Deu certo. Tanto que o sucesso do primeiro X-Men abriu a porta para o Homem-Aranha de Sam Raimi e para duas outras continuações da própria grife, uma dirigida pelo próprio Singer (X-Men 2, de 2003) e outra por Brett Ratner (o decepcionante X-Men: O Confronto Final, de 2006). Esses filmes pavimentaram o caminho para a Marvel transformar-se em um estúdio de cinema e criar o universo coeso e amarrado inaugurado pelo primeiro filme do Homem de Ferro, em 2008. Depois de patinar com o maior super-heróis de todos no esforçado Superman: O Retorno, Singer voltou para os mutantes produzindo o ótimo X-Men: Primeira Classe, dirigido por Matthew Vaughn em 2011, e depois dirigindo-os em 2014 no ousado X-Men: Dias de um Futuro Esquecido. Com o novo X-Men: Apocalipse, que estreia essa semana no Brasil, ele conclui o desvio de rota que propôs há quatro anos, quando começou a reescrever a história do grupo de heróis para um mundo acostumado com o padrão estabelecido pelos 13 bons filmes que a Marvel produziu.

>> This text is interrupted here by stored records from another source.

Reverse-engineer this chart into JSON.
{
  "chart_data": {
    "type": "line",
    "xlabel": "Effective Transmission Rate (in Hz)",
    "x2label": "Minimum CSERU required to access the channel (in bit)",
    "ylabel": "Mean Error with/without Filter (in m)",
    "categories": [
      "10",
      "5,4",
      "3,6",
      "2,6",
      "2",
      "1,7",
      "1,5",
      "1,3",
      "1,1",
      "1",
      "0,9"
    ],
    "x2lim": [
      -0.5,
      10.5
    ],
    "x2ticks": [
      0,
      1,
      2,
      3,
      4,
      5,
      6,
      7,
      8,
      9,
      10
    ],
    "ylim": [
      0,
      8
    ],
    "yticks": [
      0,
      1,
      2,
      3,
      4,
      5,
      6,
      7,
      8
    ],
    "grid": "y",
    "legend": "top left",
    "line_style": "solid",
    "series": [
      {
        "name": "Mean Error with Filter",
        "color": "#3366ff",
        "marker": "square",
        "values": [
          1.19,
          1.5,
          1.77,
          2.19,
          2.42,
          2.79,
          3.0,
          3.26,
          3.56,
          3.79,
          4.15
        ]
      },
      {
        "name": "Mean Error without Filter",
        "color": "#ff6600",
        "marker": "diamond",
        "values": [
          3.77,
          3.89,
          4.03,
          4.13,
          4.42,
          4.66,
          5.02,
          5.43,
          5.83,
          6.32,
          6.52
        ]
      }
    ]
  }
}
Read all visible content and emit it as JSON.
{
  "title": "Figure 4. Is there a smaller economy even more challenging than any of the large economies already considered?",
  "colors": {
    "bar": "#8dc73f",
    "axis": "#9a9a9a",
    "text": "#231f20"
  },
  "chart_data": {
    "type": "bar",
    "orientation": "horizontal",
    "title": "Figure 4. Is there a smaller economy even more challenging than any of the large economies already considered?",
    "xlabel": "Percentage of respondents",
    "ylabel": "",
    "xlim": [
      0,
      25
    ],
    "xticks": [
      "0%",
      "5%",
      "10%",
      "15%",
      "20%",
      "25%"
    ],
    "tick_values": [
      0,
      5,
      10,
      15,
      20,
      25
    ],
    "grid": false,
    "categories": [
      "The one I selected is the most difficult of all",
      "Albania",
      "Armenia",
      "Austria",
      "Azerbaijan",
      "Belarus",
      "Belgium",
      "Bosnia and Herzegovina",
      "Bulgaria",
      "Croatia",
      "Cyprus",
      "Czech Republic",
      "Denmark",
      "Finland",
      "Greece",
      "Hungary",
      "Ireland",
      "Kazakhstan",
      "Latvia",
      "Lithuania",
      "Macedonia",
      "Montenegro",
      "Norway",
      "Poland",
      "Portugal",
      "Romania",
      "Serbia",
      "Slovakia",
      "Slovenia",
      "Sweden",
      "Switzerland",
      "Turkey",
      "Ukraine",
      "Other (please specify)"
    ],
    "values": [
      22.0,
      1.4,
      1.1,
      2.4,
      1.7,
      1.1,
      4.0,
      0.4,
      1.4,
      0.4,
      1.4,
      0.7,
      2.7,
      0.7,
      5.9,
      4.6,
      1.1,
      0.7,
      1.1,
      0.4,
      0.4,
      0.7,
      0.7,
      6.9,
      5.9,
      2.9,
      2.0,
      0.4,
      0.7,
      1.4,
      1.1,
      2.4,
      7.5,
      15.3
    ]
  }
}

A partir daqui comento o novo filme com alguns spoilers, nada que vá tirar a surpresa dos melhores momentos da produção, mas se você não quiser saber nada sobre o X-Men: Apocalipse (que é o melhor jeito de assistir a um filme) sugiro que embace a vista e aproveite os gifs abaixo para não ler algo que não queira saber. Mas vale antecipar que, se você não acompanha quadrinhos, o novo filme é só OK.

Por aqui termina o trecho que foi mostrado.